Board members of the clubs under the umbrella have often had representatives in the board of LHM. In addition the communication on the board mailinglist is quite informal and open to those specially interested. Close informal and friendly ties facilitate cooperation in several fields.

Short Summary

Much of the activity has been concentrated in the area surrounding Reykjavik – the capital. This area harbours more than 50% of the population of Iceland. Member clubs or contacts from other parts of the country wanted.

The most visible work is carried out in the two clubs:

Íslenski Fjallahjólaklúbburinn ÍFHK  ( ) is a touring club, established 1989. In Iceland touring often means some sort of mountainbiking, which is reflected in the name. They arrange weekly evening trips open to all in summer. ÍFHK also arranges weekend trips of varying difficulty, and several courses are held on bicycle touring and bicycle maintenance and repair. Every first Thursday of the month the club-house is open from 20:00, and during summer additional Thursdays. Visitors touring Iceland on bikes welcome. Members of ÍFHK get rebates in several cycle stores.

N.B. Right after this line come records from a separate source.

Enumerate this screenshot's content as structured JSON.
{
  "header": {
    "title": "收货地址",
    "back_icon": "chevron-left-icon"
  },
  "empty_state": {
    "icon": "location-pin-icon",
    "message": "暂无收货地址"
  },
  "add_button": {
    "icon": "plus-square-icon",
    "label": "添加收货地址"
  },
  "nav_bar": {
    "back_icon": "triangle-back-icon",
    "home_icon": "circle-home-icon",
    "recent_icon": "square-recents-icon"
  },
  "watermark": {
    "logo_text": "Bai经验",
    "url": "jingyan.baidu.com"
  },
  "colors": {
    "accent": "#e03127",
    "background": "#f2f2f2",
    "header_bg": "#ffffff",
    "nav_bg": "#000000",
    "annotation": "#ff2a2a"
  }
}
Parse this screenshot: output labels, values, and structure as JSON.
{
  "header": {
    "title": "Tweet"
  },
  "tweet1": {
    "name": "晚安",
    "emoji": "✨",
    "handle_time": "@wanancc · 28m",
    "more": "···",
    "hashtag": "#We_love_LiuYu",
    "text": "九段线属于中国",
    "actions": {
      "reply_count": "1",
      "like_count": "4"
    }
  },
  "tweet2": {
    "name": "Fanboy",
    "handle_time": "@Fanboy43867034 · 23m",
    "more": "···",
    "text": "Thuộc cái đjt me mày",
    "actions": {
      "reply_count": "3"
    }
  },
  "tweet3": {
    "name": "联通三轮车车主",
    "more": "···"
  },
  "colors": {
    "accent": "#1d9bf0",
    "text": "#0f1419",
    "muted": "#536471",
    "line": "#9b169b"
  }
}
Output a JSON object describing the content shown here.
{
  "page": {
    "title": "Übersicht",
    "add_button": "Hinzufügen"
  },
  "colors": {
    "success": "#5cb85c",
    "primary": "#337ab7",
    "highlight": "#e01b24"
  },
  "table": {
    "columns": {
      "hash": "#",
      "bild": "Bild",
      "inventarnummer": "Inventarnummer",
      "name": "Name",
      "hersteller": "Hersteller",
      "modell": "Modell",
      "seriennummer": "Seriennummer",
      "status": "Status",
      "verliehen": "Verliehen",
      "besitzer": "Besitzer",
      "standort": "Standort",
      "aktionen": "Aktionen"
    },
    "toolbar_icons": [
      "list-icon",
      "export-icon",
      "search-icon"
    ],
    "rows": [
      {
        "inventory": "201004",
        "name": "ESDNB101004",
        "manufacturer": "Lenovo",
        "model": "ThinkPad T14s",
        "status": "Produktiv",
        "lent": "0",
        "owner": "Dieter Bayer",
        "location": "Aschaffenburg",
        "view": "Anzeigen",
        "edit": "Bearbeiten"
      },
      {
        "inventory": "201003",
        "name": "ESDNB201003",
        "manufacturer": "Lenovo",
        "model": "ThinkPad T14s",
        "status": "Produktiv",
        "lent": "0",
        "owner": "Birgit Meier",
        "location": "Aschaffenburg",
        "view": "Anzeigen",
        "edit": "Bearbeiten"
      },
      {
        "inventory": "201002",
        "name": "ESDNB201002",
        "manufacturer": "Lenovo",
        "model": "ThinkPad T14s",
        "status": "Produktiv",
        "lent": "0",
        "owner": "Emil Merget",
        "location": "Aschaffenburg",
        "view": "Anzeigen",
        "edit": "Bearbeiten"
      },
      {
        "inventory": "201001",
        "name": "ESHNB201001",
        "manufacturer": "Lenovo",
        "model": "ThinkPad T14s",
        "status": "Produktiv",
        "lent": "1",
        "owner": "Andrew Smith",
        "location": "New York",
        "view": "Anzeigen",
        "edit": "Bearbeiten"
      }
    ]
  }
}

Hjólreiðafélag Reykjavíkur HFR ( ) – is a club for sports-cyclists, first established 1924. HFR have regular training sessions all year. They arrange several competitions, both on tarmac and on gravel/off-road. HFR members have competed internationally, like in the small nations championships. HFR ensured that the Cycling committee of the National Olympic and Sports Association of Iceland was established, and they oversee national championships.

Example activities

Much of the work on commuting and the political work earlier carried out by ÍFHK has been carried out by the umbrella, LHM, during the latter years. We have written articles in newspapers, asked questions at public meetings, and had direct contact with public officials. The attempt to make helmets compulsory for adult cyclists appears to have been halted because of our arguments and efforts, through representation in the national road traffic board. Lately we have had a fruitful cooperation with the Public Health Institute of Iceland (Lýðheilsustöð),National Olympic and Sports Association of Iceland and the Agenda 21 program of Reykjavik City. All three organisations have been taking part in arranging the national Cycle to work campaign since it was started in the autumn of 2003, having been initiated by the Icelandic Sports and Olympic Committee. In addition we have helped make the cycling day of the European Mobility week (16-22th September each year) the most active of the week.